Just-in-time scheduling with inventory holding costs

Reducing work-in-process and finished goods inventory holding (earliness) costs and improving on-time customer delivery are two conflicting objectives in a make-to-order supply chain. Ideally, in order to avoid inventory holding costs one would like to start production of a customer order such that it is completed just at the delivery due date; however, this strategy increases the risk of missing the delivery due date which is associated with explicit and/or implicit tardiness costs. In this thesis, we analyze this trade-off between inventory holding and tardiness costs for two systems, and develop approaches to minimize the total cost.; First, we consider a single-machine earliness/tardiness scheduling problem with general weights, ready times and due dates. Using completion time information obtained from the optimal solution to a preemptive relaxation, we generate feasible solutions to the original non-preemptive problem.
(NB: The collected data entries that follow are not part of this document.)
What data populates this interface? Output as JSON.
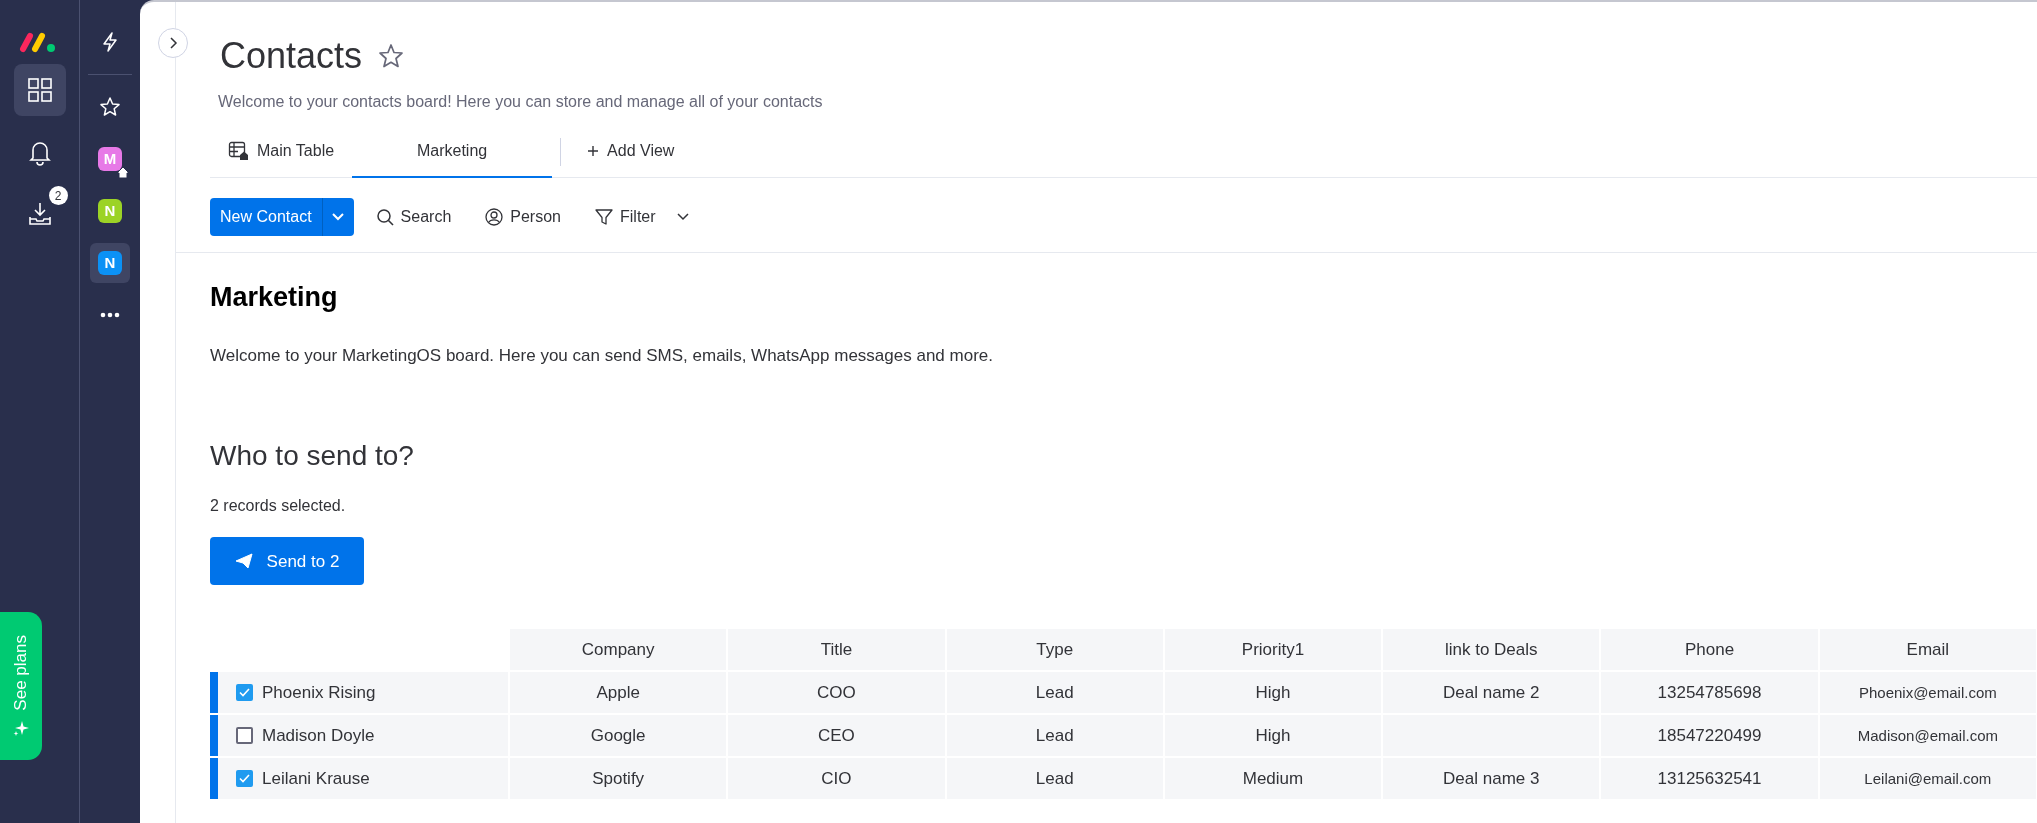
{
  "rail": {
    "items": [
      {
        "kind": "workspace",
        "selected": true
      },
      {
        "kind": "bell",
        "selected": false
      },
      {
        "kind": "inbox",
        "selected": false,
        "badge": "2"
      }
    ],
    "see_plans": "See plans"
  },
  "boards_rail": {
    "boards": [
      {
        "letter": "M",
        "color": "#e779e7",
        "home": true,
        "selected": false
      },
      {
        "letter": "N",
        "color": "#9cd326",
        "home": false,
        "selected": false
      },
      {
        "letter": "N",
        "color": "#0b91f5",
        "home": false,
        "selected": true
      }
    ]
  },
  "board": {
    "title": "Contacts",
    "description": "Welcome to your contacts board! Here you can store and manage all of your contacts",
    "views": [
      {
        "label": "Main Table",
        "kind": "table",
        "selected": false
      },
      {
        "label": "Marketing",
        "kind": "plain",
        "selected": true
      },
      {
        "label": "Add View",
        "kind": "add",
        "selected": false
      }
    ],
    "toolbar": {
      "new_button": "New Contact",
      "tools": [
        {
          "label": "Search",
          "kind": "search"
        },
        {
          "label": "Person",
          "kind": "person"
        },
        {
          "label": "Filter",
          "kind": "filter"
        }
      ]
    }
  },
  "marketing": {
    "heading": "Marketing",
    "intro": "Welcome to your MarketingOS board. Here you can send SMS, emails, WhatsApp messages and more.",
    "question": "Who to send to?",
    "selected_count": "2 records selected.",
    "send_button": "Send to 2"
  },
  "table": {
    "columns": [
      "Company",
      "Title",
      "Type",
      "Priority1",
      "link to Deals",
      "Phone",
      "Email"
    ],
    "rows": [
      {
        "name": "Phoenix Rising",
        "checked": true,
        "cells": [
          "Apple",
          "COO",
          "Lead",
          "High",
          "Deal name 2",
          "13254785698",
          "Phoenix@email.com"
        ]
      },
      {
        "name": "Madison Doyle",
        "checked": false,
        "cells": [
          "Google",
          "CEO",
          "Lead",
          "High",
          "",
          "18547220499",
          "Madison@email.com"
        ]
      },
      {
        "name": "Leilani Krause",
        "checked": true,
        "cells": [
          "Spotify",
          "CIO",
          "Lead",
          "Medium",
          "Deal name 3",
          "13125632541",
          "Leilani@email.com"
        ]
      }
    ]
  }
}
We report extensive computational results demonstrating the speed and effectiveness of this approach.; Second, we consider the problem of scheduling customer orders in a serial supply chain with relatively expensive work-in-process, and potential delays between processing stages. We pose the problem as a flow shop scheduling problem with tardiness, earliness and intermediate inventory holding costs. We formulate this problem as an integer program, and based on solutions to two different, but closely related, Dantzig-Wolfe reformulations, which are solved approximately by column generation, we develop heuristics to minimize the total cost. We exploit the duality between Dantzig-Wolfe reformulation and Lagrangian relaxation to enhance our heuristics. This combined approach enables us to develop two different lower bounds on the optimal integer solution, together with simple and effective ways of obtaining near-optimal feasible integer solutions. To the best of our knowledge, this is the first time column generation is applied to a scheduling problem with different types of strongly $NP$-hard pricing problems which are solved heuristically. The computational study demonstrates that our algorithms have a significant speed advantage over alternate methods, and they yield good lower bounds and near-optimal feasible integer solutions.